Crawled into my house about 1 pm.  Got a phone call from Miss Peach, who stayed at my house the night before to take care of Cooper.  She was in her bed at her apartment and wanted to place an order for chili cheese fries.  I explained I was not running a drive-through so the answer would be, “Are you nuts?” and “Thank you for babysitting.”  Buh bye. So wanted to crawl in my body mitten but that was not to be. Downloaded a pot of coffee, and Scotch-taped my eyelids open in order to stay awake for the next event.  And oh, what a happening that was.

Around 6 pm, drug my self upstairs to get ready for a very special celebration.  Threw on some jeans and a top I’d fished out of my god-daughter’s Goodwill bag, slapped some lipstick on. Ready!  KK, my partner in crime for the evening, called to ask about the attire.  When she picked me up, she said, “You frigging w&*%e, you look Parisian”. We can talk like that to each other.  And the only thing Parisian about me last night is that I looked like I’d crawled out of the sewers.  But it wasn’t about me a minute.
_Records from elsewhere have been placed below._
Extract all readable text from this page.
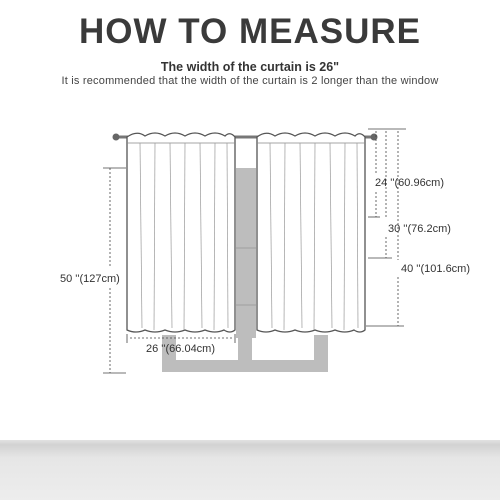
HOW TO MEASURE
The width of the curtain is 26"
It is recommended that the width of the curtain is 2 longer than the window
50 ''(127cm)
26 ''(66.04cm)
24 ''(60.96cm)
30 ''(76.2cm)
40 ''(101.6cm)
We went to a 21st birthday party for a great guy.  His parents, our friends, threw him a bash to end all bashes.  It was also his graduation party.  He is a special special needs person and his entire class was there. Not to mention a throng of friends and neighbors, a huge turnout.  His favorite band in the world is Nelo, so they were hired to play; Nelo is great, no I mean GREAT, and party boy was deliriously happy.  He accompanied the band, playing the air guitar in a most professional manner.  Everyone danced themselves silly, including moi.  The thing about this party that made it different from almost any party I’ve ever been to is that everyone was smiling and happy.  Many, many old friends and lots of kissing and hugging all around. It was a truly happy place where everyone was celebrating this wonderful young man. Grandparents, babies, teens, teachers, parents, and friends – happy, happy.

Got to see my dear friend, T, who almost died two months ago and she looks like a billion bucks.  Had a brief convo with the first “Undercover Boss”, another great guy.  He said he was really unsure how that show thing would go; I was glad I had the chance to tell him it was wonderful and I watch it every week.  It is good, turn it on tonight. Walden and Wack deposited me at my door close to 11 and I still had a smile on my face. 

Win-win weekend.  Love when that happens.